その証拠に、日本の勤労者は、世界一の高額所得を取っているにもかかわらず、決して豊かな生活とはいえません。
アメリカの大卒の勤労者でも、平均所得が400〜600万円(1千万円以上の所得者は5%)、それでも日本より豊かな住環境を確保し、普通の生活をしています。
日本はといえば、1千万円以上の所得者はサラリーマンでも、ざらにおりますが、とても豊かな生活環境とはいえません。
その代わり、新車を持ち、高級ブランド品を持っている、若者がいっぱいいるのですから、お金の使い方そもそも違ってきています。

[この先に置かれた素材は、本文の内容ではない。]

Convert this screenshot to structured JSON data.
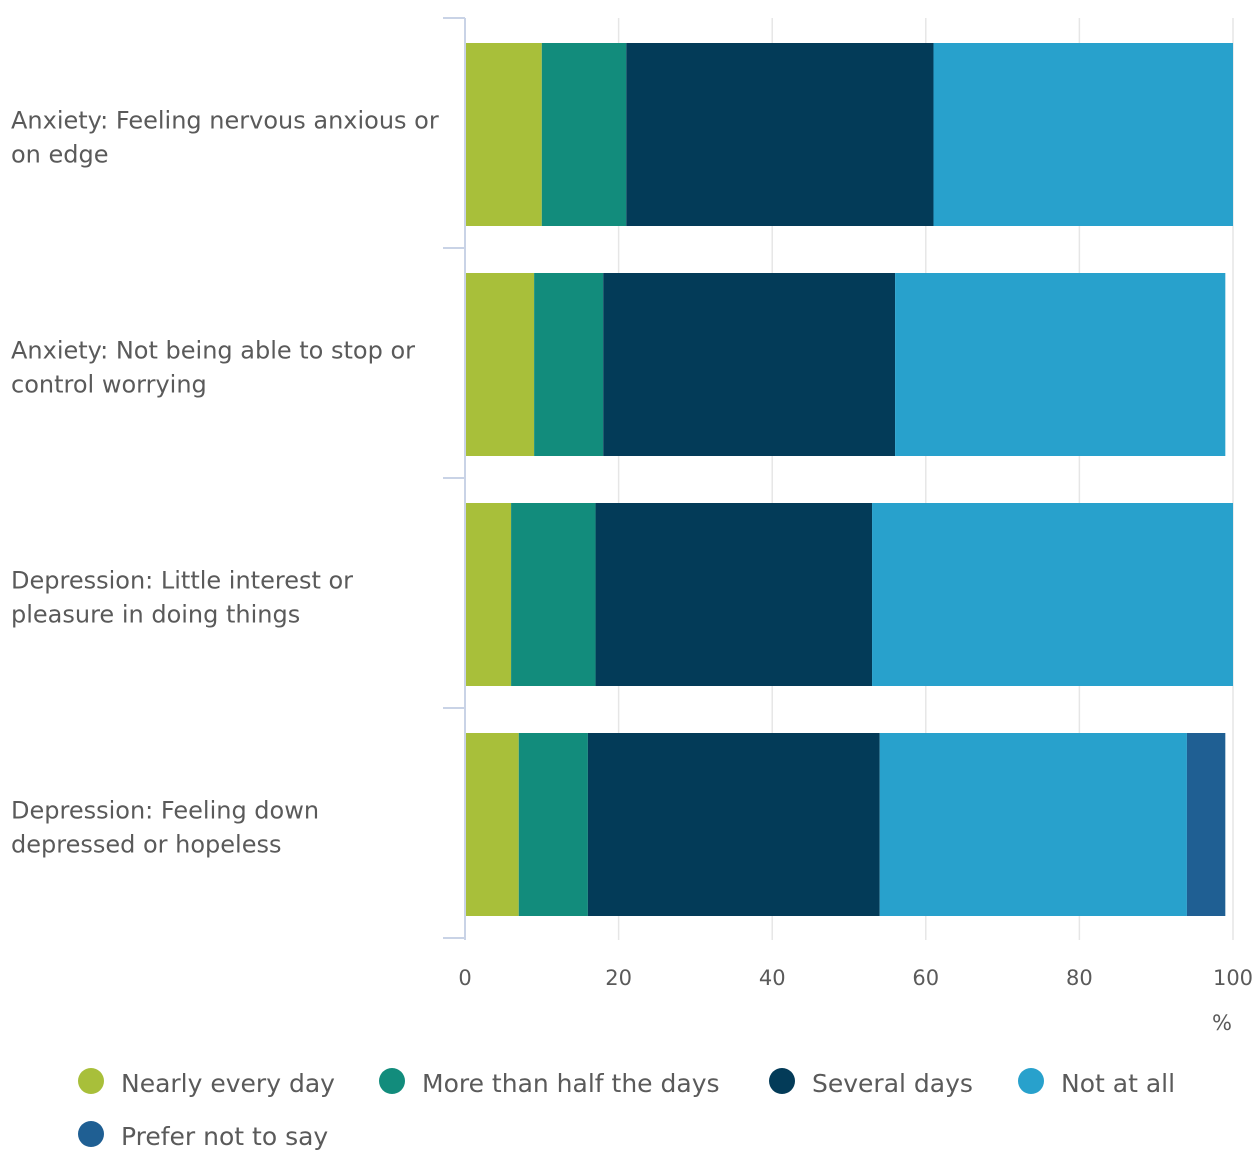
{
  "chart_data": {
    "type": "bar",
    "orientation": "horizontal",
    "stacked": true,
    "categories": [
      "Anxiety: Feeling nervous anxious or on edge",
      "Anxiety: Not being able to stop or control worrying",
      "Depression: Little interest or pleasure in doing things",
      "Depression: Feeling down depressed or hopeless"
    ],
    "series": [
      {
        "name": "Nearly every day",
        "color": "#a8bf3a",
        "values": [
          10,
          9,
          6,
          7
        ]
      },
      {
        "name": "More than half the days",
        "color": "#128c7c",
        "values": [
          11,
          9,
          11,
          9
        ]
      },
      {
        "name": "Several days",
        "color": "#033b58",
        "values": [
          40,
          38,
          36,
          38
        ]
      },
      {
        "name": "Not at all",
        "color": "#28a1cc",
        "values": [
          39,
          43,
          47,
          40
        ]
      },
      {
        "name": "Prefer not to say",
        "color": "#1f5f93",
        "values": [
          0,
          0,
          0,
          5
        ]
      }
    ],
    "xlim": [
      0,
      100
    ],
    "xticks": [
      0,
      20,
      40,
      60,
      80,
      100
    ],
    "xlabel": "%",
    "title": "",
    "grid": true,
    "legend_position": "bottom"
  },
  "labels": {
    "category_lines": [
      [
        "Anxiety: Feeling nervous anxious or",
        "on edge"
      ],
      [
        "Anxiety: Not being able to stop or",
        "control worrying"
      ],
      [
        "Depression: Little interest or",
        "pleasure in doing things"
      ],
      [
        "Depression: Feeling down",
        "depressed or hopeless"
      ]
    ]
  },
  "colors": {
    "axis": "#c9d3e6",
    "grid": "#e6e6e6",
    "text": "#5a5a5a"
  }
}
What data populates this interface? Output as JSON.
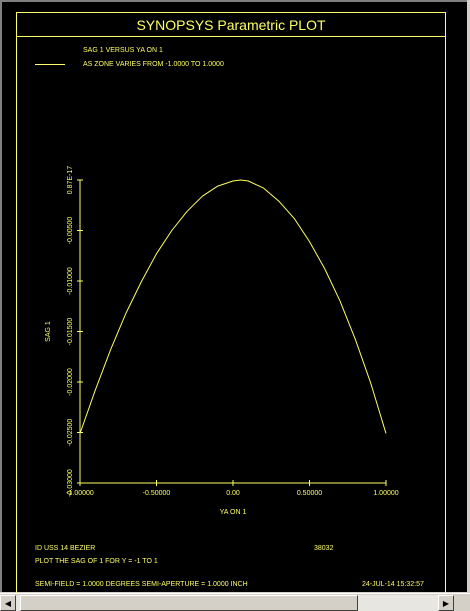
{
  "window": {
    "title": "SYNOPSYS Parametric PLOT"
  },
  "legend": {
    "line1": "SAG  1 VERSUS YA ON  1",
    "line2": "AS ZONE VARIES FROM  -1.0000 TO   1.0000"
  },
  "footer": {
    "id_line": "ID USS 14 BEZIER",
    "code": "38032",
    "plot_line": "PLOT THE SAG OF 1 FOR Y = -1 TO 1",
    "field_line": "SEMI-FIELD =  1.0000 DEGREES   SEMI-APERTURE =   1.0000 INCH",
    "date_line": "24-JUL-14  15:32:57"
  },
  "colors": {
    "plot": "#ffff66",
    "background": "#000000"
  },
  "chart_data": {
    "type": "line",
    "title": "SYNOPSYS Parametric PLOT",
    "xlabel": "YA ON   1",
    "ylabel": "SAG   1",
    "xlim": [
      -1.0,
      1.0
    ],
    "ylim": [
      -0.03,
      0.0
    ],
    "x_ticks": [
      -1.0,
      -0.5,
      0.0,
      0.5,
      1.0
    ],
    "x_tick_labels": [
      "-1.00000",
      "-0.50000",
      "0.00",
      "0.50000",
      "1.00000"
    ],
    "y_ticks": [
      0.0,
      -0.005,
      -0.01,
      -0.015,
      -0.02,
      -0.025,
      -0.03
    ],
    "y_tick_labels": [
      "0.87E-17",
      "-0.00500",
      "-0.01000",
      "-0.01500",
      "-0.02000",
      "-0.02500",
      "-0.03000"
    ],
    "grid": false,
    "series": [
      {
        "x": [
          -1.0,
          -0.9,
          -0.8,
          -0.7,
          -0.6,
          -0.5,
          -0.4,
          -0.3,
          -0.2,
          -0.1,
          0.0,
          0.05,
          0.1,
          0.2,
          0.3,
          0.4,
          0.5,
          0.6,
          0.7,
          0.8,
          0.9,
          1.0
        ],
        "y": [
          -0.0251,
          -0.0208,
          -0.0168,
          -0.0132,
          -0.0101,
          -0.0073,
          -0.005,
          -0.0031,
          -0.0016,
          -0.0006,
          -0.0001,
          0.0,
          -0.0001,
          -0.0008,
          -0.0021,
          -0.0038,
          -0.0061,
          -0.0088,
          -0.012,
          -0.0158,
          -0.0201,
          -0.0251
        ]
      }
    ]
  }
}
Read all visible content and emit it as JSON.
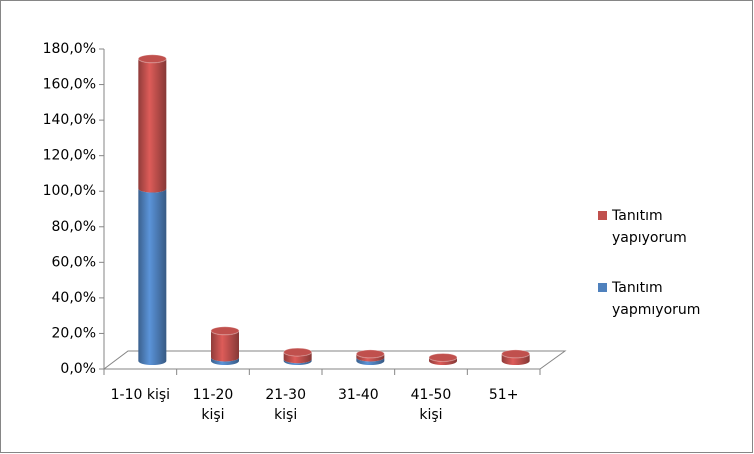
{
  "chart_data": {
    "type": "bar3d_stacked_cylinder",
    "categories": [
      "1-10 kişi",
      "11-20 kişi",
      "21-30 kişi",
      "31-40",
      "41-50 kişi",
      "51+"
    ],
    "series": [
      {
        "name": "Tanıtım yapmıyorum",
        "color": "#4f81bd",
        "values": [
          97,
          2,
          1,
          2,
          0,
          0
        ]
      },
      {
        "name": "Tanıtım yapıyorum",
        "color": "#c0504d",
        "values": [
          73,
          15,
          4,
          2,
          2,
          4
        ]
      }
    ],
    "ylim": [
      0,
      180
    ],
    "yticks": [
      {
        "value": 0,
        "label": "0,0%"
      },
      {
        "value": 20,
        "label": "20,0%"
      },
      {
        "value": 40,
        "label": "40,0%"
      },
      {
        "value": 60,
        "label": "60,0%"
      },
      {
        "value": 80,
        "label": "80,0%"
      },
      {
        "value": 100,
        "label": "100,0%"
      },
      {
        "value": 120,
        "label": "120,0%"
      },
      {
        "value": 140,
        "label": "140,0%"
      },
      {
        "value": 160,
        "label": "160,0%"
      },
      {
        "value": 180,
        "label": "180,0%"
      }
    ],
    "legend": "right"
  }
}
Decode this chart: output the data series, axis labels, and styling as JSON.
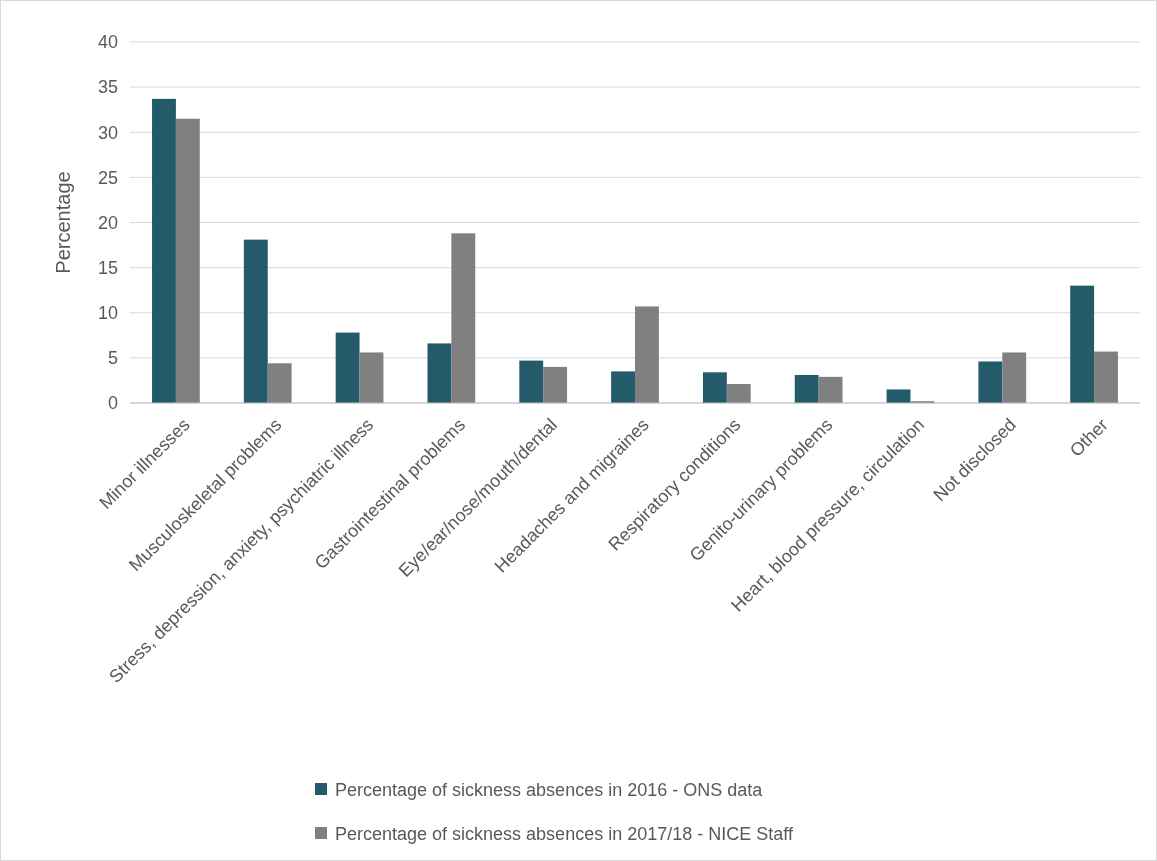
{
  "chart_data": {
    "type": "bar",
    "ylabel": "Percentage",
    "categories": [
      "Minor illnesses",
      "Musculoskeletal problems",
      "Stress, depression, anxiety, psychiatric illness",
      "Gastrointestinal problems",
      "Eye/ear/nose/mouth/dental",
      "Headaches and migraines",
      "Respiratory conditions",
      "Genito-urinary problems",
      "Heart, blood pressure, circulation",
      "Not disclosed",
      "Other"
    ],
    "series": [
      {
        "name": "Percentage of sickness absences in 2016 - ONS data",
        "color": "#235b6a",
        "values": [
          33.7,
          18.1,
          7.8,
          6.6,
          4.7,
          3.5,
          3.4,
          3.1,
          1.5,
          4.6,
          13.0
        ]
      },
      {
        "name": "Percentage of sickness absences in 2017/18 - NICE Staff",
        "color": "#808080",
        "values": [
          31.5,
          4.4,
          5.6,
          18.8,
          4.0,
          10.7,
          2.1,
          2.9,
          0.2,
          5.6,
          5.7
        ]
      }
    ],
    "ylim": [
      0,
      40
    ],
    "yticks": [
      0,
      5,
      10,
      15,
      20,
      25,
      30,
      35,
      40
    ],
    "grid": "y",
    "legend": "bottom"
  }
}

「デフレは、最大の悪である」と、経済学者は言いますが、長い目で見た時のデフレや急激なデフレスパイラルは失政ですが、狂った成長ラインを修正に向かおうとする力は、自然の成り行きです。
それを無理やり、カンフル剤で阻止しようとしても、それは、単なるバブル経済の構築に過ぎません(ただし、緩やかに下降させる政策は必要)。
人口も、経済も、自然の成長ライン、つまり、丁度良いレベルになろうとしています。
それを「悪」とは捉えず、いかにそのラインまでソフトランディングできるかを考えるのが、現代の日本人に課せられた命題だと考えます。
何故「悪」といわなければならないかは、現在のシステム(税収や年金など)は、人口及び経済の右肩上がりを前提にできているからというだけのことです。
つまり、自然成長ライン及び人口構成に戻すための政策転換が、真の意味での「改革」なのです。
本当のところ、土地と住宅建築の値段は、日本はまだまだ世界的に見て高すぎます。
今回の姉歯事件のように、安く提供するためには、不法行為をしなければいけないということの方が問題であり、値段が安くなっていることが、問題なのではないということに、早く気づきましょう。
日本の人口が、1億人を切るぐらいになれば、皆が土地を共有でき、ワークシェアリングも自然にできるとしたら、その時のための政策を今から始めるべきだと思います。
さて、日本の若者が、「種を残したい」と思うようになるための適正人口は、いったいどれぐらいなのでしょうか?